I inputed the data in Microsoft Excel to make a data table which will approximate the period of oscillation. In the data table, I made 3 columns called "Times(s)", "$\theta$(rad)", and "$\omega$(rad/s)". 

\

For "Time" section, I chose $\Delta t$ as 0.05 sec and modeled the value from 0 sec to 2.5 sec.

\

For "$\theta$" section, I put in the $\theta$ value I want for my simple pendulum. For the rest of the value, I used the equation (8) in theory section to approximate the $\theta$ value after the initial value.

\

Lastly, for "$\omega$" column, I put in non-zero for the first value on *Case 1* of *Data and Calculations* because if $\omega$ value was 0 in case 1, the pendulum would not move. I put in 0 for the first value in *Case 2* of *Data and Calculations* because it was at it's highest point and not moving. For the rest of the value, I used equation (9) in theory section to approximate the $\omega$ value after the initial value.

\

The MS Excel helped us calcualate all the values of $\theta$ and $\omega$ after the first column. Then I used MS Excel to draw a graph of "Time"" on x-axis and $"\theta"$ on y-axis to figure out the relationship between the two data sets.

\

By looking at this graph, I was able to get an approximated period of oscillation of my pendulum. 

###Comparing the Period of Oscillation with Different Cases

I compared my approximated period of oscillation and actual period of oscillation. After that, I changed my $\theta$ values(0.1 ,0.2 ,0.4 ,0.8 ,1.2) to see how the period changes as theta changes.

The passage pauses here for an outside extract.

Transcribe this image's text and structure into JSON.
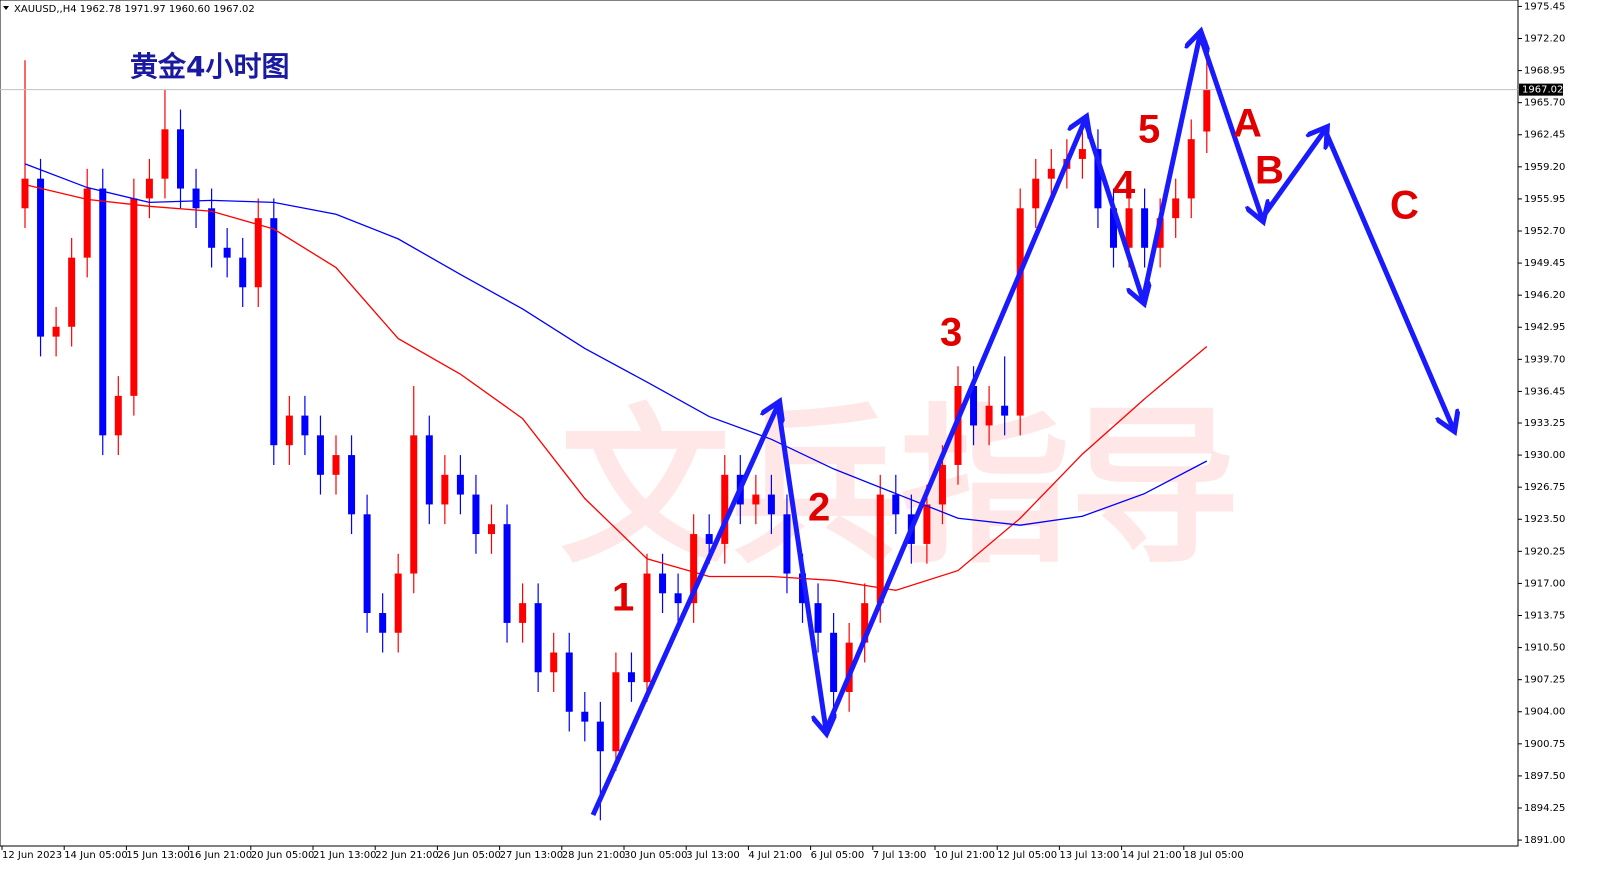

Then I inputed actual period of oscillation in equation (10) to get the $\gamma$ value. Then I saw how the $\gamma$ value changed as I changed the $\theta$ value. 

##Data and Calculations:
***

###Case 1: $\theta(0)$ = 0
<br>

The graph below shows the relationship between time and $\theta$ when initial $\theta$ = 0 and $\omega$ is not 0.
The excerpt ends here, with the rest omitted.